An Egyptian court will next week examine the legality of a decree by which President Mohamed Morsi granted himself sweeping powers, a move that triggered deadly unrest, an official said yesterday.

Abdel Meguid al-Moqannen, the deputy chief of the State Council, Egypt’s highest administrative body, said more than 12 lawsuits had been filed against the decree, the official Mena news agency reported.

The case will be heard on December 4.

The announcement came as Morsi met with senior judges for talks in a bid to defuse the crisis that erupted after he assumed sweeping new powers last Thursday.

The talks, on the eve of rival rallies which threaten to deepen the country’s divisions, come a day after a member of his party was killed in clashes outside its offices in the Nile Delta town of Damanhour.

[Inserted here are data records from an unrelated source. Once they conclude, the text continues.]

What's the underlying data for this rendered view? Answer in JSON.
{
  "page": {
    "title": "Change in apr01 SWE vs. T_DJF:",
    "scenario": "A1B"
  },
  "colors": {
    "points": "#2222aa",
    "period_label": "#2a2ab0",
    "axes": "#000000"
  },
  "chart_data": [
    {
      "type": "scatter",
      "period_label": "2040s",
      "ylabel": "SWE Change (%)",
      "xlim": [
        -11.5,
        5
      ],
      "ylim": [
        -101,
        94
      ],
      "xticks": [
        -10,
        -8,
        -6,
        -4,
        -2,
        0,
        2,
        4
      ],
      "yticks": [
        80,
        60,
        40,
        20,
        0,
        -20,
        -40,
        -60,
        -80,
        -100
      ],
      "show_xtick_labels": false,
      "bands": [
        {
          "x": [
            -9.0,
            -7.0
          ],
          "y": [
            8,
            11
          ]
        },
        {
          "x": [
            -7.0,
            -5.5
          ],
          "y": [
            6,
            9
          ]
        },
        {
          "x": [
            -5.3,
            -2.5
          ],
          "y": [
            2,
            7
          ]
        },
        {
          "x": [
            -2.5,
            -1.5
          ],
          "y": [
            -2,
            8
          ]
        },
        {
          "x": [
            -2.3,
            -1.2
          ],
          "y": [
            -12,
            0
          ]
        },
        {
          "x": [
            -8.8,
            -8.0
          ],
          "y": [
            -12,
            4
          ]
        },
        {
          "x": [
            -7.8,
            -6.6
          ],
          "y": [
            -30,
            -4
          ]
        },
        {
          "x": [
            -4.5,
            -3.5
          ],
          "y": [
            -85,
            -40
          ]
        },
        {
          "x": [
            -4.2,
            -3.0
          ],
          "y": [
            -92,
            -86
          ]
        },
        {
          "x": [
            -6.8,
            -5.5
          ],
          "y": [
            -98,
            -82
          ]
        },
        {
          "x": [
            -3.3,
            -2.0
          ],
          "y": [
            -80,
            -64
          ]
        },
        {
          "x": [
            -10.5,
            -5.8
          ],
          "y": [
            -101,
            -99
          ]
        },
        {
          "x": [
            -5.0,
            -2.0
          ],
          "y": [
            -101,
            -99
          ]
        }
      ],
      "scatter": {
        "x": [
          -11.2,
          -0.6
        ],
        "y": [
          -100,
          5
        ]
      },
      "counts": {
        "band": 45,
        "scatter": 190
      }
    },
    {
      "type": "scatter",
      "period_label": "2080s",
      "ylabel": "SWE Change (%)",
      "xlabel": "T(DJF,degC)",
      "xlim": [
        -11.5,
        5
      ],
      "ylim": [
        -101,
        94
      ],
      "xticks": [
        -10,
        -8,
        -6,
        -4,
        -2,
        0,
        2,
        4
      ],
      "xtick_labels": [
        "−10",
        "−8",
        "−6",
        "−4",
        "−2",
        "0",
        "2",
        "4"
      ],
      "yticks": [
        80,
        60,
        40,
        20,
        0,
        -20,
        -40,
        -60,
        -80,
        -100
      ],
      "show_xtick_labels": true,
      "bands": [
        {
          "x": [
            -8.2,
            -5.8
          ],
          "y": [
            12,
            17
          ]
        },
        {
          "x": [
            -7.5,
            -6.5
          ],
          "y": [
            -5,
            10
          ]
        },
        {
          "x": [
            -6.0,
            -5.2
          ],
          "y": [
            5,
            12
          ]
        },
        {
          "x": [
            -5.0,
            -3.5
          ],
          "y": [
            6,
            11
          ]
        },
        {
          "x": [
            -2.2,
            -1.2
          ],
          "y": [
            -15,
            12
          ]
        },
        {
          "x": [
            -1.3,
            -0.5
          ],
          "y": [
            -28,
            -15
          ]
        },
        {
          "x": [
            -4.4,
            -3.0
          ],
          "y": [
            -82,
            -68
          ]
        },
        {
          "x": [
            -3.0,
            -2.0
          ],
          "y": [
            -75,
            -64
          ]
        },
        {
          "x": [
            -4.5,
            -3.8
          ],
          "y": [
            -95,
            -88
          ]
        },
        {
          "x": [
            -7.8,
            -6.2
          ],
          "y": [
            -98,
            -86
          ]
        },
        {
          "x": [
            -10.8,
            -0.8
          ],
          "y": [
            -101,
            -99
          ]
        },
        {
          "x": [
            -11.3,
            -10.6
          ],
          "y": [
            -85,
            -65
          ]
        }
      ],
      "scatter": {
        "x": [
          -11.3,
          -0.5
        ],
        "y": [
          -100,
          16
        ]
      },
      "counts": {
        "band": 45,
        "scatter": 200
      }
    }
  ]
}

Several offices belonging to the Muslim Brotherhood’s Freedom and Justice Party (FJP) have also been torched.

In the Nile Delta city of Damanhour, hundreds turned out for the burial of Muslim Brotherhood member Islam Fathi Mohammed who was killed in clashes outside the Islamist movement’s offices.

In Cairo, thousands marched at the funeral procession of Gaber Salah, a member of the April 6 movement known by his nickname “Jika”, who was critically injured in clashes near Cairo’s Tahrir Square last week and died overnight.

Morsi’s declaration – which allows him to issue decisions and laws unchallenged on a tem-porary basis – sparked a wave of nationwide demonstrations. Some courts have suspended work in protest, while the journalists’ union has decided in principle to go on strike.

A sit-in by Morsi opponents is being held in the iconic Tahrir Square at the heart of last’s year Arab Spring uprising that ousted the regime of veteran dictator Hosni Mubarak.

Small groups of protesters spent Sunday night in the square, where they have erected 30 tents since Friday. “Muslim Brotherhood, keep out,” reads a banner strung up nearby.

The decree states that Morsi can issue “any decision or measure to protect the revolution,” which are final and not subject to appeal, leading to charges that he is taking on dictatorial powers.

In a move to assuage his critics, Morsi was to meet the Supreme Judicial Council after his Justice Minister Ahmed Mekki held preliminary talks with the council, the president’s spokesman Yasser Ali said. Ahead of the talks, key opposition figure Mohamed El Baradei ruled out any com-promise with “a president who is imposing a dictator-ship,” but Mekki said curbs on the widened powers could be discussed.